Genes Inhibiting Caspases Rescue Neuronal Cells from Apoptosis and Allow Functional Survival of Cells Exposed to a Death Stimulus

Abstract 1144 Poster Session II, Sunday, 5/2 (poster 70)

The caspases are key enzymes in the apoptotic pathway, cleaving and activating other caspases as well as substrates essential for normal cellular function. Blocking apoptosis by blocking caspase activation or cleavage of target substrates is a potential therapeutic approach to conditions such as hypoxic-ischaemic encephalopathy (HIE) where apoptosis contributes significantly to the pathophysiology. For caspase inhibition to be an effective strategy, cells must be rescued from death, and the surviving cells must be functional. Several mammalian and viral genes are known to function as inhibitors of caspases, such as MIHA (Mammalian IAP Homologue A), crmA (Cytokine Response Modifier A) and a novel gene where the active site of crmA has been replaced by the active site of another viral caspase inhibitor, p35. We have addressed these issues by using these genes to determine whether human neuronal cells exposed to apoptotic stresses mimicking hypoxic-ischaemic conditions are protected from apoptosis, and in another cell line; to determine the function of cells protected from apoptosis by caspase inhibition. Methods: Transient and stable transfection of NT2 and WEHI7 cells. Transfected cells were subjected to a variety of death stimuli including autoactivating caspases, and potential mediators of cell death in HIE such as hydroxy nonenal and free radicals, and survival determined by several methods including uptake of propidium iodide, staining with Annexin V and morphology. Western blots determined the expression or degradation of the caspase inhibitors. Clonal assay was done in soft agar culture.
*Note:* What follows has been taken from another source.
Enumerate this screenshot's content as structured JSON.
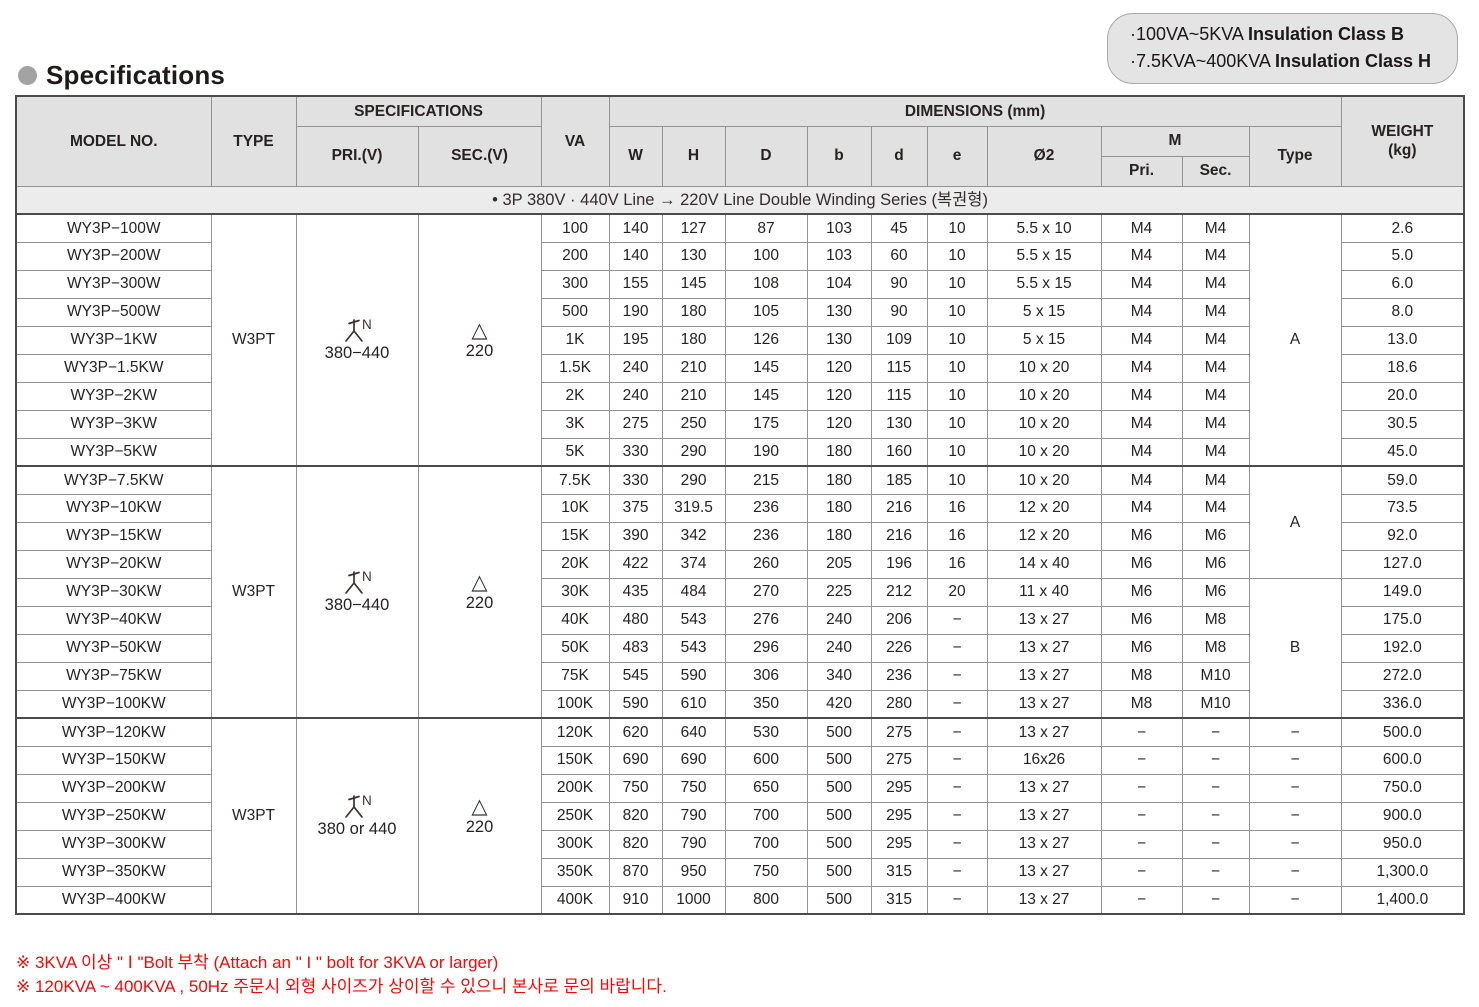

Results: Caspase inhibitors can protect human neuronal cells from caspase mediated cell death and from cell death induced by potential mediators of cell death in HIE. WEHI7 cells exposed to death stimuli can be rescued by caspase inhibition, and are able to proliferate in a clonal assay. Conclusions: Cells may be rescued from death by caspase inhibition and are functional. This validates the therapeutic approach of blocking caspases in conditions such as HIE.